25 anni senza il genio di Federico Fellini

Piccolo omaggio biografico a ricordo del grande Fellini

Civettuolo, seducente, infedele e al tempo stesso leale, compulsivo, fantasioso e bugiardo, egoista e generoso, innamorato del cinema e delle donne, autoritario e affascinante, Federico Fellini era tutto questo e molto altro ancora: uno dei più grandi registi che la Settima Arte abbia mai avuto.

Fellini nasce a Rimini il 20 gennaio 1920 da una famiglia di modeste origini, il padre era un rappresentante di liquori, dolciumi e generi alimentari, e la madre casalinga. Trasferitosi a Roma all’età di diciotto anni per iscriversi alla Facoltà di Giurisprudenza, lui che già durante il liceo aveva iniziato ad appassionarsi di cinema - tanto da sgattaiolare di casa senza il permesso dei genitori per andare nelle sale della sua città - aveva anche dimostrato un grande talento nel disegno, e invece di dedicarsi agli studi (all'università non diede neppure un esame) iniziò a collaborare come vignettista alla principale rivista satirica italiana dell’epoca, il Marc'Aurelio. Questa occupazione gli permetterà di entrare in contatto con diversi personaggi del mondo artistico romano, tra cui Aldo Fabrizi per il quale scriverà le battute dei suoi spettacoli dal vivo. Particolarmente importante per lui sarà il 1942, anno in cui durante un programma radiofonico incontrerà Giulietta Masina, colei che diventerà sua musa ispiratrice, nonché moglie nell’ottobre del ‘43. Fellini scriverà in quel periodo diverse sceneggiature, finché la fortuna non gli farà conoscere Roberto Rossellini, che gli affiderà la stesura, insieme ad altri autori, degli script di Roma città aperta (1945) e Paisà (1946), dove ricoprirà anche il ruolo di assistente sul set: stava nascendo il neorealismo…
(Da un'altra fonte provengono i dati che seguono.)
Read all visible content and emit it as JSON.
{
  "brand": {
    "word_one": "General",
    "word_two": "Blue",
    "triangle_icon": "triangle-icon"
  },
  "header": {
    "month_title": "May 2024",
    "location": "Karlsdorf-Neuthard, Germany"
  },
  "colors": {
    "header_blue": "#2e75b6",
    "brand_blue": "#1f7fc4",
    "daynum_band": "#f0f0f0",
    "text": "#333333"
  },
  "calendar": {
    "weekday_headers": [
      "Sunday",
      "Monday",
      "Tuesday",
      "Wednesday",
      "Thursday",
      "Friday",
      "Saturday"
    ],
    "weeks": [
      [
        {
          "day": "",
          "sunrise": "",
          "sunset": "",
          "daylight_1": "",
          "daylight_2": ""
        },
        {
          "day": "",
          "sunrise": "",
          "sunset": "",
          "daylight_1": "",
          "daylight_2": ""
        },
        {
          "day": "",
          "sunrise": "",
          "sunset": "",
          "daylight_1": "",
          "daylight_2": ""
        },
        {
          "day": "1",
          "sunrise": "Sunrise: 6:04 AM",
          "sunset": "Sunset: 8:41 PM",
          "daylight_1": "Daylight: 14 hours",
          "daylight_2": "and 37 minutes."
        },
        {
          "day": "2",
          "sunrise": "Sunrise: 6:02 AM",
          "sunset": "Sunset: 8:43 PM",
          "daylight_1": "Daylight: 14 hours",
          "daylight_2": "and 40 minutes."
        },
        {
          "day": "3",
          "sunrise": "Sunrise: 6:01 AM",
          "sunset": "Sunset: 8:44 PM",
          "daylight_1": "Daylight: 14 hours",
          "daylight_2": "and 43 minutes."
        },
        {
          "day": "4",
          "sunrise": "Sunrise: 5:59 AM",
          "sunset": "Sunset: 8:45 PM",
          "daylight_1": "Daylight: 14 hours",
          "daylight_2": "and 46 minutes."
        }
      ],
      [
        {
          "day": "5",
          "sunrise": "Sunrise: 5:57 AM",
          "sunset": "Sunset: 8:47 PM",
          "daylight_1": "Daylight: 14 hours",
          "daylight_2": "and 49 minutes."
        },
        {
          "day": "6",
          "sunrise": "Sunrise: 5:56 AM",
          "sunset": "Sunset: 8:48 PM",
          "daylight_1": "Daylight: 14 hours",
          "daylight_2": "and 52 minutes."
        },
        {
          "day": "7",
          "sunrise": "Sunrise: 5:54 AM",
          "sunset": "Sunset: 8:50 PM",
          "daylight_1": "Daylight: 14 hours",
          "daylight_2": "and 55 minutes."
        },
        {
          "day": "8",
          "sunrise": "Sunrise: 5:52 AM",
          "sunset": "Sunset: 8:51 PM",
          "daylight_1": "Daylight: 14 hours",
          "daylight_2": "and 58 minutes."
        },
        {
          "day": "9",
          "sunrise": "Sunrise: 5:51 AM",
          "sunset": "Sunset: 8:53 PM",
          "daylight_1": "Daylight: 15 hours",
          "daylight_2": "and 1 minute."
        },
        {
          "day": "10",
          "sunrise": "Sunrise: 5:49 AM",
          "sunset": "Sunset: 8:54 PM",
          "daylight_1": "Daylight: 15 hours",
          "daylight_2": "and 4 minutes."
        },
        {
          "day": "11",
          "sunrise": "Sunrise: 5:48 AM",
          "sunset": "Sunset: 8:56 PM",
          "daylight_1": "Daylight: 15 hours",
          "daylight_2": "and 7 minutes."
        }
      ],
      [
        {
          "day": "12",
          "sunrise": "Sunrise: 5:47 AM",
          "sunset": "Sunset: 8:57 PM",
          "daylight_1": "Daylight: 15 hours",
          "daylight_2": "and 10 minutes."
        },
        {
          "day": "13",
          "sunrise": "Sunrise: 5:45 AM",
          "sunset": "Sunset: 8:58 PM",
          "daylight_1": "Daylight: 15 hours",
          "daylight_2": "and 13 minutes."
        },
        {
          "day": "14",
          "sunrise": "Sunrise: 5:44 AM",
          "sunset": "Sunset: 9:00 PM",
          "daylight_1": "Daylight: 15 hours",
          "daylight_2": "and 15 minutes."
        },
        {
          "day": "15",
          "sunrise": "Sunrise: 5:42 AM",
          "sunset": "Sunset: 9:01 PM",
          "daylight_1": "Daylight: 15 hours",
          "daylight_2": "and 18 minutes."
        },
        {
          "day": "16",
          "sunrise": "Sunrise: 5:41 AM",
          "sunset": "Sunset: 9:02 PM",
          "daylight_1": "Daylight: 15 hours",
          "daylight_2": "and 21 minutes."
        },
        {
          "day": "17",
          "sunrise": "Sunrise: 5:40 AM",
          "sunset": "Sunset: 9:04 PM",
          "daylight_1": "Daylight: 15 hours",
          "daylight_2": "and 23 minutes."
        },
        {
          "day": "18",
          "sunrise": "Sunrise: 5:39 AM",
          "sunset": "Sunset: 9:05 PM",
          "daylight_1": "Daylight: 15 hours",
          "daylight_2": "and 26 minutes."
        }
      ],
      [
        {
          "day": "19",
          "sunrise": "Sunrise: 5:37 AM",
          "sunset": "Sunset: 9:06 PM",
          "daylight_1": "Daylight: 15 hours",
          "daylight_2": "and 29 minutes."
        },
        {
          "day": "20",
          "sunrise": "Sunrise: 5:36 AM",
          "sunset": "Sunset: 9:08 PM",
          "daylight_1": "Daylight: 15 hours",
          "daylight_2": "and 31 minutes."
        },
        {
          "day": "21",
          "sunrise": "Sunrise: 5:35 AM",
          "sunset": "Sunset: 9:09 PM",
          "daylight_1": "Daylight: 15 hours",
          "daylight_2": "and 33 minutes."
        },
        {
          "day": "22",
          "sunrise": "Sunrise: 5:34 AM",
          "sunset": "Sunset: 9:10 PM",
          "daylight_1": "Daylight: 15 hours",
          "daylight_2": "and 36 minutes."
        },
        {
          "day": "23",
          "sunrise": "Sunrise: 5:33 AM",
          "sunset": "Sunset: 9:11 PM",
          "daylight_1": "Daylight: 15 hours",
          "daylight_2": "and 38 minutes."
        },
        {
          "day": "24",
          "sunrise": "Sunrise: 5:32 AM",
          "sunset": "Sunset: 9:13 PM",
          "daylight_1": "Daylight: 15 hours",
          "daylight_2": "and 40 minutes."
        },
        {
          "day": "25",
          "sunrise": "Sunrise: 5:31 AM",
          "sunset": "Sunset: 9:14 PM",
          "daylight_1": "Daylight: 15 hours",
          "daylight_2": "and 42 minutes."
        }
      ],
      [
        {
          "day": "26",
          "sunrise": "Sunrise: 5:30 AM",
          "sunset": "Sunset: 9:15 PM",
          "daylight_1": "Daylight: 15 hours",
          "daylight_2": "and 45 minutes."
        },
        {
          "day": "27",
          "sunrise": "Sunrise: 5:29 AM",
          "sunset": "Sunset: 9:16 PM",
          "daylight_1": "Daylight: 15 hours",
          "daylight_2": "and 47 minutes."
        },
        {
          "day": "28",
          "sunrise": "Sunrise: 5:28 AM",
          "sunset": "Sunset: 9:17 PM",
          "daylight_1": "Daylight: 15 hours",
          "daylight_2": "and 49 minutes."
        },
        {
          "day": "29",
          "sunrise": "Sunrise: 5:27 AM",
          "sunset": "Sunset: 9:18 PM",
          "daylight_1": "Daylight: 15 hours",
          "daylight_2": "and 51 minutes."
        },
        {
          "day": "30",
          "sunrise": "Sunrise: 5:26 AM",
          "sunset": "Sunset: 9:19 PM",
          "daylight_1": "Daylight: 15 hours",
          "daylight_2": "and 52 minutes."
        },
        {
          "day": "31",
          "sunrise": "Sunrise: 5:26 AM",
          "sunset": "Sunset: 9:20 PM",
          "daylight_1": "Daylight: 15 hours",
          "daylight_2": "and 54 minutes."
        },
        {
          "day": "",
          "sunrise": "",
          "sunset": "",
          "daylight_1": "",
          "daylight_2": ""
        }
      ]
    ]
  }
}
Il 1950 segnerà il suo debutto dietro la macchina da presa: assieme ad Alberto Lattuada dirigerà infatti Luci del varietà, interpretato da Giulietta Masina, Peppino De Filippo e Franca Valeri, ma nonostante le buone accoglienze di critica, il film si rivelerà purtroppo un flop ai botteghini. Il cineasta romagnolo però non demorderà e nel 1952, grazie a Lo sceicco bianco, con Alberto Sordi e la Masina, realizzerà il suo vero esordio in solitaria. In quest’opera, coadiuvato nella sceneggiatura da Michelangelo Antonioni e Ennio Flaiano, Fellini mostrerà uno stile del tutto diverso: uno stile originale, arguto, al limite dell’onirismo e del realismo magico, definito poi 'fantarealismo'. Anche in questo caso il pubblico non diede però prova di apprezzare il suo lavoro, troppo avanti per essere compreso a fondo, e la stessa critica che nel ‘50 lo aveva lodato, questa volta lo stroncò. Non andò invece così per I Vitelloni (1953) che, oltre al Leone d’Argento a Venezia, vinse tre Nastri d’Argento per miglior regia, produttore e interprete non protagonista: quell’Alberto Sordi, quest'ultimo, che nei panni del personaggio Alberto trasformerà il suo gesto dell’ombrello in una delle immagini iconiche del cinema italiano. Ma il grande successo nazionale ed internazionale per Fellini arriverà con La strada (1954), Oscar come miglior film straniero, dove un’immensa Giulietta Masina e un gigante di bravura quale Anthony Quinn daranno vita alla strampalata, poetica, tenera e turbolenta coppia Gelsomina e Zampanò: due artisti di strada in viaggio nell’Italia del dopoguerra. Il 1958 sarà per lui l’anno della seconda statuetta agli Academy Awards, ottenuta con Le notti di Cabiria (1957) che ha per protagonista principale la sua immancabile Giulietta.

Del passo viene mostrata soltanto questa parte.